On December 3, 2009 the U.S. Food & Drug Administration (FDA) issued a warning about the use of Valproate Sodium, Valporate Acid and Divalproex Sodium. These drugs have been linked to the increased risk of serious birth defects in newborns born to mothers that took them while pregnant / during pregnancy.
The FDA has provided the following recommendations to patients taking Valporate Sodium and related products:
- Using valproate during pregnancy increases the chance of having a baby with a birth defect. Neural tube defects, such as spina bifida, are the birth defects most often seen with valproate use in early pregnancy.These defects of the brain and spinal cord occur when the developing spinal canal does not close normally.

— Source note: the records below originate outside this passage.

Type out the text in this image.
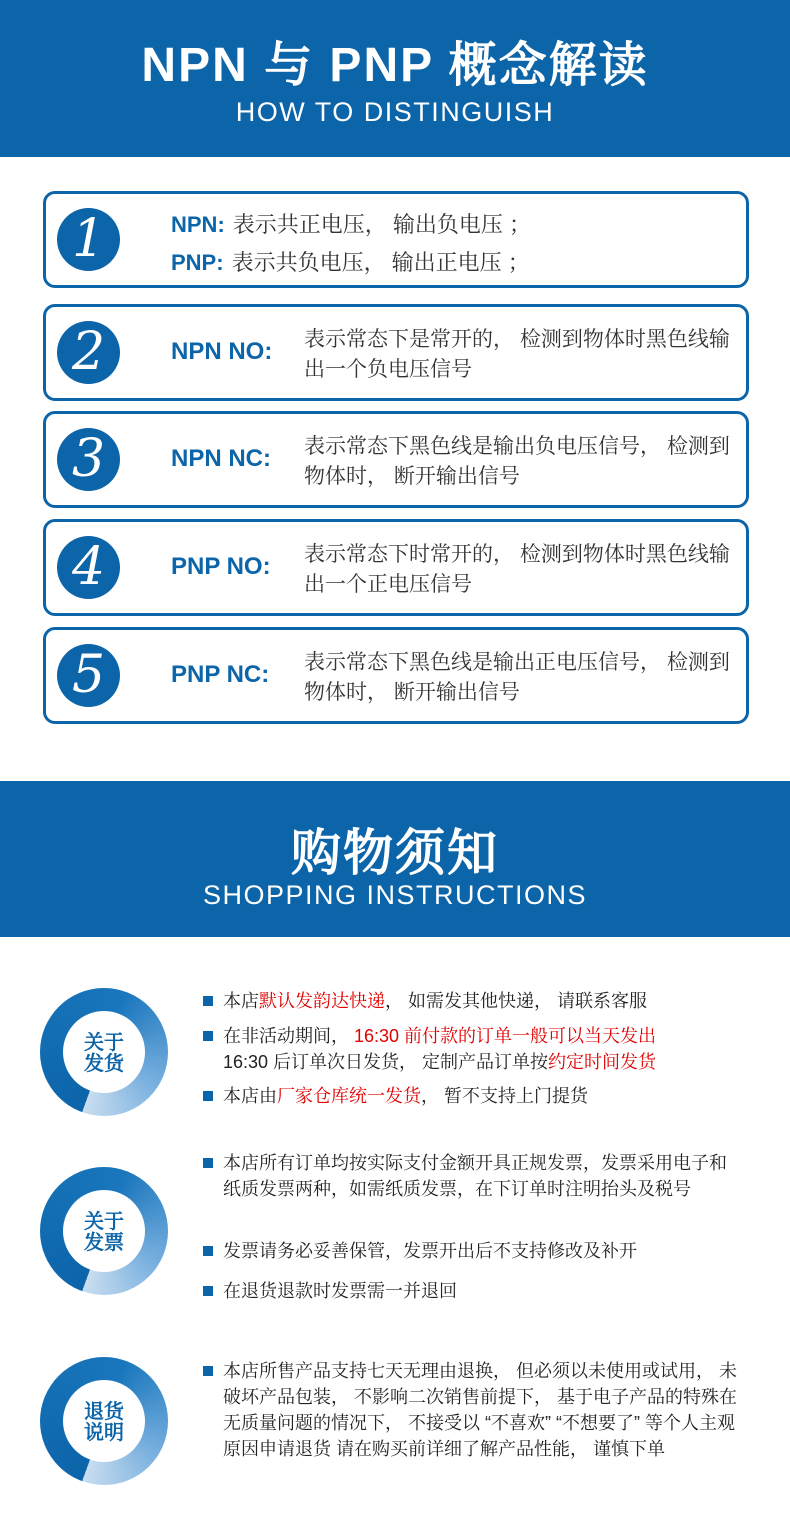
NPN 与 PNP 概念解读
HOW TO DISTINGUISH
1	NPN: 表示共正电压， 输出负电压 ；
PNP: 表示共负电压， 输出正电压 ；
2	NPN NO: 表示常态下是常开的， 检测到物体时黑色线输出一个负电压信号
3	NPN NC: 表示常态下黑色线是输出负电压信号， 检测到物体时， 断开输出信号
4	PNP NO: 表示常态下时常开的， 检测到物体时黑色线输出一个正电压信号
5	PNP NC: 表示常态下黑色线是输出正电压信号， 检测到物体时， 断开输出信号
购物须知
SHOPPING INSTRUCTIONS
关于
发货
本店默认发韵达快递， 如需发其他快递， 请联系客服
在非活动期间， 16:30 前付款的订单一般可以当天发出
16:30 后订单次日发货， 定制产品订单按约定时间发货
本店由厂家仓库统一发货， 暂不支持上门提货
关于
发票
本店所有订单均按实际支付金额开具正规发票，发票采用电子和纸质发票两种，如需纸质发票，在下订单时注明抬头及税号
发票请务必妥善保管，发票开出后不支持修改及补开
在退货退款时发票需一并退回
退货
说明
本店所售产品支持七天无理由退换， 但必须以未使用或试用， 未破坏产品包装， 不影响二次销售前提下， 基于电子产品的特殊在无质量问题的情况下， 不接受以 “不喜欢” “不想要了” 等个人主观原因申请退货 请在购买前详细了解产品性能， 谨慎下单
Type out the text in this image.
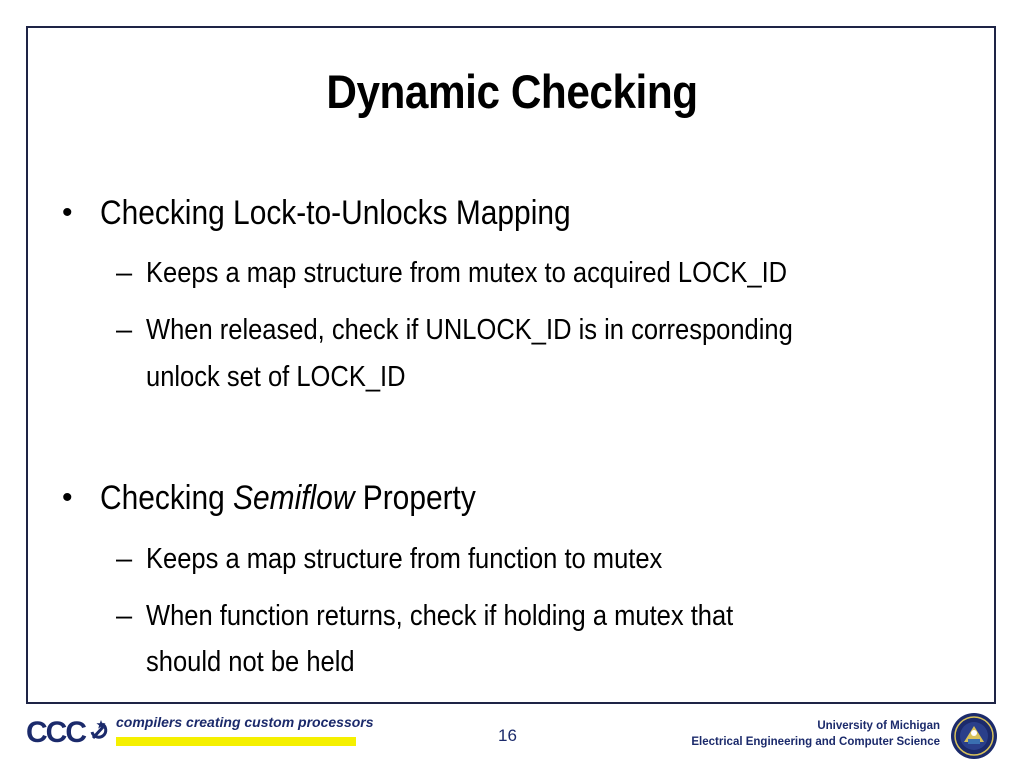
Dynamic Checking
• Checking Lock-to-Unlocks Mapping
– Keeps a map structure from mutex to acquired LOCK_ID
– When released, check if UNLOCK_ID is in corresponding
unlock set of LOCK_ID
• Checking Semiflow Property
– Keeps a map structure from function to mutex
– When function returns, check if holding a mutex that
should not be held
CCC compilers creating custom processors
16	University of Michigan
Electrical Engineering and Computer Science
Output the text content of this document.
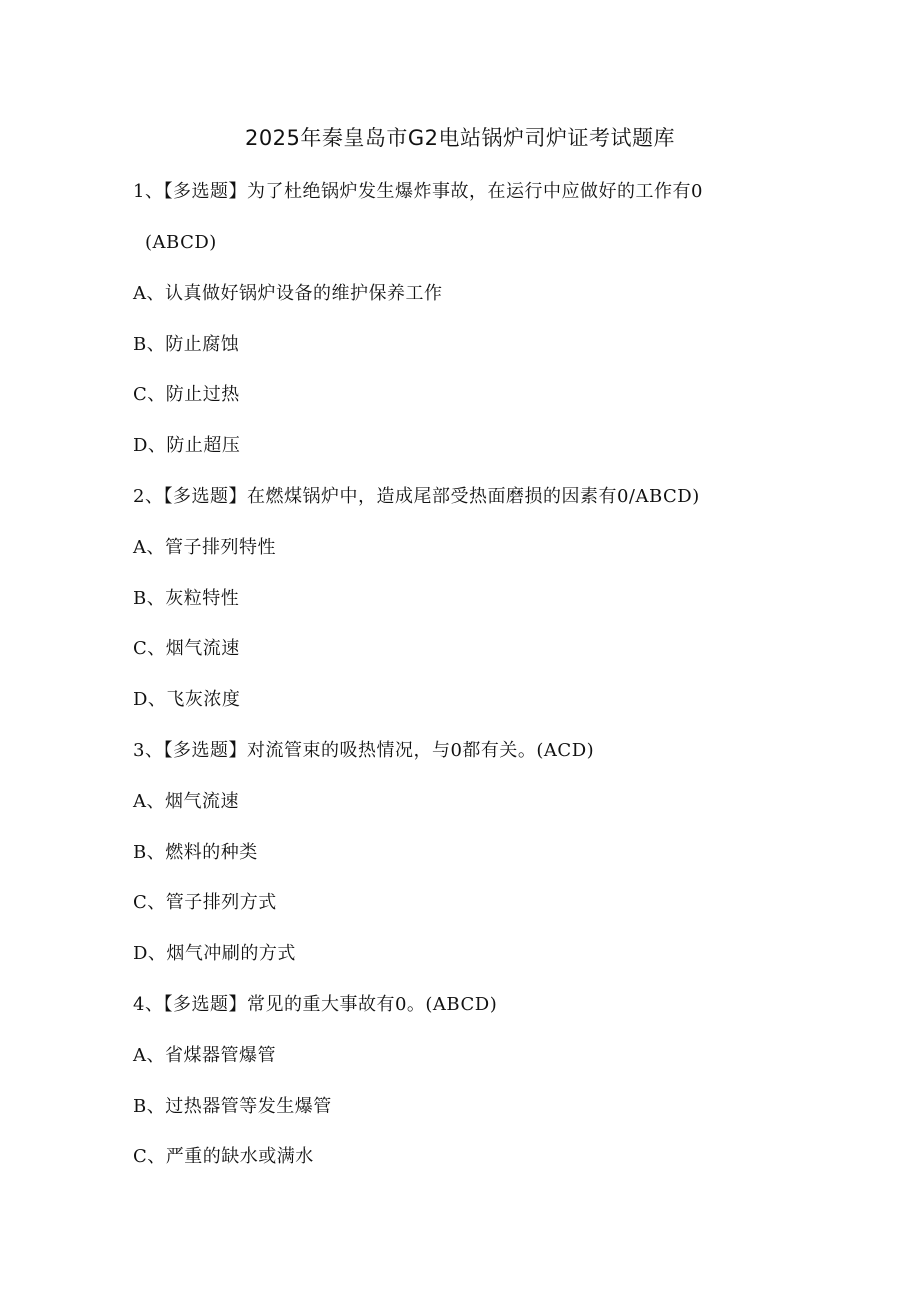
2025年秦皇岛市G2电站锅炉司炉证考试题库
1、【多选题】为了杜绝锅炉发生爆炸事故，在运行中应做好的工作有0
(ABCD)
A、认真做好锅炉设备的维护保养工作
B、防止腐蚀
C、防止过热
D、防止超压
2、【多选题】在燃煤锅炉中，造成尾部受热面磨损的因素有0/ABCD)
A、管子排列特性
B、灰粒特性
C、烟气流速
D、飞灰浓度
3、【多选题】对流管束的吸热情况，与0都有关。(ACD)
A、烟气流速
B、燃料的种类
C、管子排列方式
D、烟气冲刷的方式
4、【多选题】常见的重大事故有0。(ABCD)
A、省煤器管爆管
B、过热器管等发生爆管
C、严重的缺水或满水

- For this reason, a woman of childbearing potential should generally not take valproate unless it is considered essential for her treatment. Women of childbearing potential are women who have passed puberty and have not passed through menopause and have not had their uterus or ovaries removed.
- Women of childbearing potential who do take valproate should use effective birth control (contraception) while taking valproate.
- Women who are planning a pregnancy or who become pregnant while taking valproate should contact their healthcare professionals immediately.They should talk to their healthcare professionals about the best way to treat their health conditions before and during pregnancy. Healthcare professionals may discuss other treatment options.
- Valproate should not be stopped without talking to a healthcare professional, even in pregnant women. Stopping valproate suddenly can cause serious problems. Not treating epilepsy or bipolar disorder can be harmful to women and their developing babies.
- Women who become pregnant while taking valproate or other antiepileptic drugs (AEDs) should consider enrolling in the North American Antiepileptic Drug (NAAED) Pregnancy Registry. Women can do this by calling the toll-free number 1-888-233-2334. This pregnancy registry gathers information about the safety of antiepileptic drugs during pregnancy.
- It is important to know that birth defects also occur in babies born to women who are not taking any medicines and who do not have other risk factors, but they occur less often (in about 3 out of every 100 babies).
- Taking folic acid supplements before getting pregnant and during early pregnancy has been shown to lower the chance of having a baby with a neural tube defect.
- Women should tell their healthcare professionals about all the medicines they take, including prescription and non-prescription medicines, vitamins, and herbal supplements, and should not start a new medicine without first talking with a healthcare professional.